Las recibían como en un besamanos, allí, fuertes en el palacio de su muerto. Crecían en la consideración de todos, y raro era el año en que la niña y la madre, que era una jamona de muy buen ver, no sacaban un pretendiente nuevo, de las coqueterías respetuosas que tenían lugar ante el nicho.

Aquel año, gracias a su reciente viudez, Concha estaba más guapa, más sugestiva, con la larga pena, que la rejuvenecía, como si hiciese más aguanosa y azucarada su belleza de albaricoque maduro. Se mostraba más lacerada por el pesar de tener que estar allí, ante el nicho carcomido, en aquel lienzo del cementerio, que amenazaba con desmoronarse y caer.

—Sólo en un país como éste—repetía con tristeza—sucede una cosa así.

Cuando algún amigo o admirador solícito le ofrecía:

— Tenemos que trasladar estos gloriosos restos.

Ella movía la cabeza con su dignidad mesurada, para responder:

—Yo no profanaré estos queridos huesos, que tanto respeto, como no sea para llevarlos al lugar donde, por derecho, les corresponde estar.

No tenía que explicar más. Todos sabían que se trataba del Panteón de Hombres Ilustres. Representaba para ella algo como un seguro de muerte, de que el muerto seguiría siendo gran muerto por una eternidad. Estar en el Panteón era dar carácter oficial a una gloria, que no le negaban, pero que tampoco reconocían ampliamente.

Por eso aquel año habían madrugado más, habían hecho más cuidadosa la toilette y estaban ansiosas ante el nicho: había prometido ir nada menos que el ministro de Gracia y Justicia.

Concha sabía que tanto ella como la niña le gustaban al vejete, alegrito, decidor, hombre de sociedad, que no faltaba a ningún teatro ni a ningún banquete. Esperaba decidir lo definitivo para asegurar la gloria de la familia.

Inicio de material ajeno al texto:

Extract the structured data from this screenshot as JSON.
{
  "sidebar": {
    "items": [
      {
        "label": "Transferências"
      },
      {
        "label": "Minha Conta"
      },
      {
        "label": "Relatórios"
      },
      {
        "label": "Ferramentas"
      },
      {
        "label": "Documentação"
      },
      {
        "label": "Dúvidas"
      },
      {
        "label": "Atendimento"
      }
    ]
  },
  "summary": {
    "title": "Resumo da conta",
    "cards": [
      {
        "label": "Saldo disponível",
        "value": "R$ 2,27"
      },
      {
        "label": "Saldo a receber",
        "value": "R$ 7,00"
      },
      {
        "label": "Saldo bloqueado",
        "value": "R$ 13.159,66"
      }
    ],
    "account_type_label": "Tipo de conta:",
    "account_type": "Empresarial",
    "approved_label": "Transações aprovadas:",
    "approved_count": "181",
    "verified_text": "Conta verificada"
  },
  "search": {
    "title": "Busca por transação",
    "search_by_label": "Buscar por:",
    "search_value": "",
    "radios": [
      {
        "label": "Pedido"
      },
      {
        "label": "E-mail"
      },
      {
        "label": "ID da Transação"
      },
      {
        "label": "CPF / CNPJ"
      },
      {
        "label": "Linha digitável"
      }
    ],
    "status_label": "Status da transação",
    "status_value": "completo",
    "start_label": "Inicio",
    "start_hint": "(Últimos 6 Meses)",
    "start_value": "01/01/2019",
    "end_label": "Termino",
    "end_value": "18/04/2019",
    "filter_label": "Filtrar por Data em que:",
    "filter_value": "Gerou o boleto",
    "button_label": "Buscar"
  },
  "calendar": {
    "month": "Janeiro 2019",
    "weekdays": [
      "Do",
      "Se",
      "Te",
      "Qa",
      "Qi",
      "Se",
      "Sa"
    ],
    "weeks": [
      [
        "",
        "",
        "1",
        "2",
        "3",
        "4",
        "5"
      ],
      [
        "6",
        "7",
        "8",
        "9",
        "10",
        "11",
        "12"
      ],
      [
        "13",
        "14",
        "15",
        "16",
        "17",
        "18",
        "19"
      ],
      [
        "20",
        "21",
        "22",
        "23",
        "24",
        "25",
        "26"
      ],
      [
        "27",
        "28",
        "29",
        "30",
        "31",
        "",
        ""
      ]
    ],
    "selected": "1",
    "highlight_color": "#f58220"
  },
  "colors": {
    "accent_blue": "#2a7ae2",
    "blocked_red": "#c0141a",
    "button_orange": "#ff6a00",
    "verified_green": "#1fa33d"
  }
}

¡Con qué emoción vieron llegar a su excelencia! Saludó, tan simpático; pronunció una oración fúnebre, con tonillo de discurso aprendido para todos los muertos del catálogo de la época; habló con Paquito, como el que sabe que por la peana se besa a los santos, y se marchó ofreciendo ir a visitar a las señoras para tratar de aquel asunto de interés nacional.

Cuando se alejó, la madre y la hija notaron que la gente miraba con mayor respeto la tumba de Campo Grande. ¡Debía ser mucho personaje cuando así las trataba el ministro!

Paquito aprovechó la ocasión para irse detrás de dos lindas muchachitas, deseosas de saber quién era Campo Grande. Se perdió con ellas entre las tumbas, contándoles que el abuelo había sido un gran hombre y se parecía mucho a él.